Böylece süreç, önceden öngörülen ve kurumlar arası mutabakatla şekillenmiş bir plan dahilinde ilerleyecektir. Örgütün illegal ideolojik ve finansal yapılanmalarıyla birlikte yurt içinde ve yurt dışındaki tüm şube, unsur ve uzantılarıyla silah bırakması ve kendini tasfiyesi somut, ölçülebilir ve teyit edilebilir biçimde kayıt altına alınmalıdır. Bu tespit ve teyit, sahadan gelen verilerin, kurumsal raporlamaların ve ulusal güvenlik değerlendirmelerinin birlikte işlendiği bütüncül bir mekanizma ile yapılmalıdır.

**

Bu aşamanın tamamlanmasının ardından, Türkiye Büyük Millet Meclisi tarafından hazırlanacak müstakil ve geçici kanun yürürlüğe konulmalıdır. Düzenleme hem kapsam hem süre bakımından sınırlı hem de hukuki güvenlik ilkesine uygun olmalıdır. Kanun hazırlık sürecinde, ilgili tüm kurumların görüşleri alınmalı; sahaya ilişkin verileri, hukuki risk analizleri ve uygulamaya dönük öngörüleri dikkatle değerlendirilmelidir.

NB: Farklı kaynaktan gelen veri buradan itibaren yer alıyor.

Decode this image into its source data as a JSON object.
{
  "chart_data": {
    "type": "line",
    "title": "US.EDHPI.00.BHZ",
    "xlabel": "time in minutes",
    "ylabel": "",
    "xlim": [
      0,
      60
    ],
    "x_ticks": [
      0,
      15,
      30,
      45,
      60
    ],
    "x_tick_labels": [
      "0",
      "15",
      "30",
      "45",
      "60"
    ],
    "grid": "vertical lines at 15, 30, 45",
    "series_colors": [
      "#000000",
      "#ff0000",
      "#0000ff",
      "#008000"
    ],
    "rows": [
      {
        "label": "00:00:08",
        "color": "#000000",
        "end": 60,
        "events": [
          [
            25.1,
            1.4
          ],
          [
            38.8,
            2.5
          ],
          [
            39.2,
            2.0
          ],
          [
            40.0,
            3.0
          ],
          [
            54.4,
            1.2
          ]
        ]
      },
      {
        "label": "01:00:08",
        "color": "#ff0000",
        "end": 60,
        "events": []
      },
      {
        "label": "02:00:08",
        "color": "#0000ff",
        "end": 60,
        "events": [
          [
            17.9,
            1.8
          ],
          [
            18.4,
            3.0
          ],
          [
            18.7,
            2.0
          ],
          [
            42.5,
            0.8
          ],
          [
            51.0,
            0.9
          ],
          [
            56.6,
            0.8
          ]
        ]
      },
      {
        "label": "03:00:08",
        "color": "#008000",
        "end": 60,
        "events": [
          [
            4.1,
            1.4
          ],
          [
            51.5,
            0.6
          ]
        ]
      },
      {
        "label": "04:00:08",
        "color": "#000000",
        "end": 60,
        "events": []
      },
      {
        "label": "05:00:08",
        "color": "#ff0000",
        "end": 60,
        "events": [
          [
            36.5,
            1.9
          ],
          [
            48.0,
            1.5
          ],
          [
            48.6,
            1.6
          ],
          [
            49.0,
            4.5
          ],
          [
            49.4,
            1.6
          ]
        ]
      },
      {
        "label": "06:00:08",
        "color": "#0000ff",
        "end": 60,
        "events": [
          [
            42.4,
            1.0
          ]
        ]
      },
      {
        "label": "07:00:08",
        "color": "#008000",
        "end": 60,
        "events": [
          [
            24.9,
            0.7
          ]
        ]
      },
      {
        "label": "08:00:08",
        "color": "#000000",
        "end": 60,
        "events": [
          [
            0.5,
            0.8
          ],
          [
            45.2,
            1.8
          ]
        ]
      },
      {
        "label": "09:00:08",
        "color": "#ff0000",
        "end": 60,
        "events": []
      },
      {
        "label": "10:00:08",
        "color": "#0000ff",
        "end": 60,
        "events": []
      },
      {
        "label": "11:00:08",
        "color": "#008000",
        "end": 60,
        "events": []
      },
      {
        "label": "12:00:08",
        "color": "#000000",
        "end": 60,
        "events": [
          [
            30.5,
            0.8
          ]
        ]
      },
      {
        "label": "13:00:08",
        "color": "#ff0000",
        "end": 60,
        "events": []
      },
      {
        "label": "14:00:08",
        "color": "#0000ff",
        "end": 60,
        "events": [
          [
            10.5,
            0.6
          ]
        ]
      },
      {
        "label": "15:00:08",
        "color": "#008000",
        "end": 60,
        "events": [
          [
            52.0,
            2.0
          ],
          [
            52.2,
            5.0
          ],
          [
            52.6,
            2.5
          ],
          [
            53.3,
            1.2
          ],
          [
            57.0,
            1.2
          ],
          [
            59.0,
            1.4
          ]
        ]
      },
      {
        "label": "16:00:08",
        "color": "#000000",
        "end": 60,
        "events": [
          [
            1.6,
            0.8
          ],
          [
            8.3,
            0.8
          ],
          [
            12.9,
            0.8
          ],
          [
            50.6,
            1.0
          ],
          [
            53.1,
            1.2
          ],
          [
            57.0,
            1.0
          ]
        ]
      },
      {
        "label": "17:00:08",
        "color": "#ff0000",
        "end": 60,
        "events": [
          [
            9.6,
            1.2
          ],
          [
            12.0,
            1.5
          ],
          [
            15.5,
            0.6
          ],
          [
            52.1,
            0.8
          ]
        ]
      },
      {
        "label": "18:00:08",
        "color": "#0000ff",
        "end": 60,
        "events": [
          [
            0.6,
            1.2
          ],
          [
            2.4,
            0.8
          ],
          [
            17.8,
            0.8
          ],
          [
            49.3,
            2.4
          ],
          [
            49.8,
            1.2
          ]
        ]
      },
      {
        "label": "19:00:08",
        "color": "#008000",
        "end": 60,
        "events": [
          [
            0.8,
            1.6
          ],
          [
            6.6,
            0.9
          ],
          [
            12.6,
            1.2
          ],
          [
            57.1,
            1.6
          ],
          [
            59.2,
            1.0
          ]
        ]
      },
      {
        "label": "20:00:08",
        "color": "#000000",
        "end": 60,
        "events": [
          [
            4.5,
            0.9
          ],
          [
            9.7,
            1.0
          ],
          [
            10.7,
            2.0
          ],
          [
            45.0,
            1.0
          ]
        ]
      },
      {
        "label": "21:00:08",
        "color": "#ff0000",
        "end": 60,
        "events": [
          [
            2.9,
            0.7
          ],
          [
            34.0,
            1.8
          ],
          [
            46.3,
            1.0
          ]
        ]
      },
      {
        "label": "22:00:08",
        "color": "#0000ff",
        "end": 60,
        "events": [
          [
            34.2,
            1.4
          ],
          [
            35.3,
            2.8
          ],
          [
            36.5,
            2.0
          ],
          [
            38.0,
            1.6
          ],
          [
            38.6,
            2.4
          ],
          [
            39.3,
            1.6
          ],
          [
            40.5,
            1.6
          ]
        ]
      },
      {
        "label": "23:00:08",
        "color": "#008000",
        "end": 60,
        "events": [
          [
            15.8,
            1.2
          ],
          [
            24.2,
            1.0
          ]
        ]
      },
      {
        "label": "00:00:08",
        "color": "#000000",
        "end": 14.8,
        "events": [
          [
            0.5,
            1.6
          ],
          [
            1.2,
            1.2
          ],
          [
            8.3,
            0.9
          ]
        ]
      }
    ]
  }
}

Böylece, Kanun teorik olarak tutarlı ve pratikte uygulanabilir bir metin haline gelecektir” devam ediyor rapor.

**

Daha önce de dedim. Raporlara bakınca, “bu etten aşık çıkmaz!”. Bakalım müşterek raporda ve mevzuatta yapılacak değişikliklerde anlaşabilecekler mi? Ne diyelim, inşallah anlaşabilirler.